More surreal is a provision in the bill that would make it an offense to perform something called “toll avoidance.” Meaning that if my mother and I were to go to Lexington for a day trip, and on the way back we stop off to visit her favorite dress shop in Verona, that would be considered a finable offense by the appointed board that oversees toll violations. This is going to hamper local businesses that need the revenue from people traveling up and down I-81. This bill as written will be a job killer to small retail outlets that need money the most. And at the end of the day, after having read the bill, there is no guarantee that anything discussed here will reduce traffic on I-81. All we may be doing is funding another regional Board of Directors, another government entity.

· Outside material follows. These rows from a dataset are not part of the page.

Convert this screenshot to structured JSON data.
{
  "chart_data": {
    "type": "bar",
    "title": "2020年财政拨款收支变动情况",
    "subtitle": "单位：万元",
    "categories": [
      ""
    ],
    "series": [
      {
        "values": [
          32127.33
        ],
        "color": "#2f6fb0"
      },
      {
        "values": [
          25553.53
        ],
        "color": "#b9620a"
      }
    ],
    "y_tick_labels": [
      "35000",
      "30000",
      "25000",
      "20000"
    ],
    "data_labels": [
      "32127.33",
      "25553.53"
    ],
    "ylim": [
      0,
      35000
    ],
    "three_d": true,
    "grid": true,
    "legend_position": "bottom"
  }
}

Everyone can agree that I-81 is a mess – there are too many trucks on a road not built to handle that many trucks. Interstate 81 was originally constructed with the understanding that 15 percent of its traffic would be trucks or tractor trailers. Best estimates now suggest that up to 30 percent of the traffic on I-81 is a tractor trailer. There is no perfect solution here, and quite frankly any workable solution would be one that gives pretty much everyone a serious case of heartburn. But requiring taxpayers to pay for something that we are already paying for is unacceptable. And taking punitive actions that would harm local businesses must also be out of the question as well.
Say no to tolls on 81 – call your legislators and ask them to vote against HB 2718.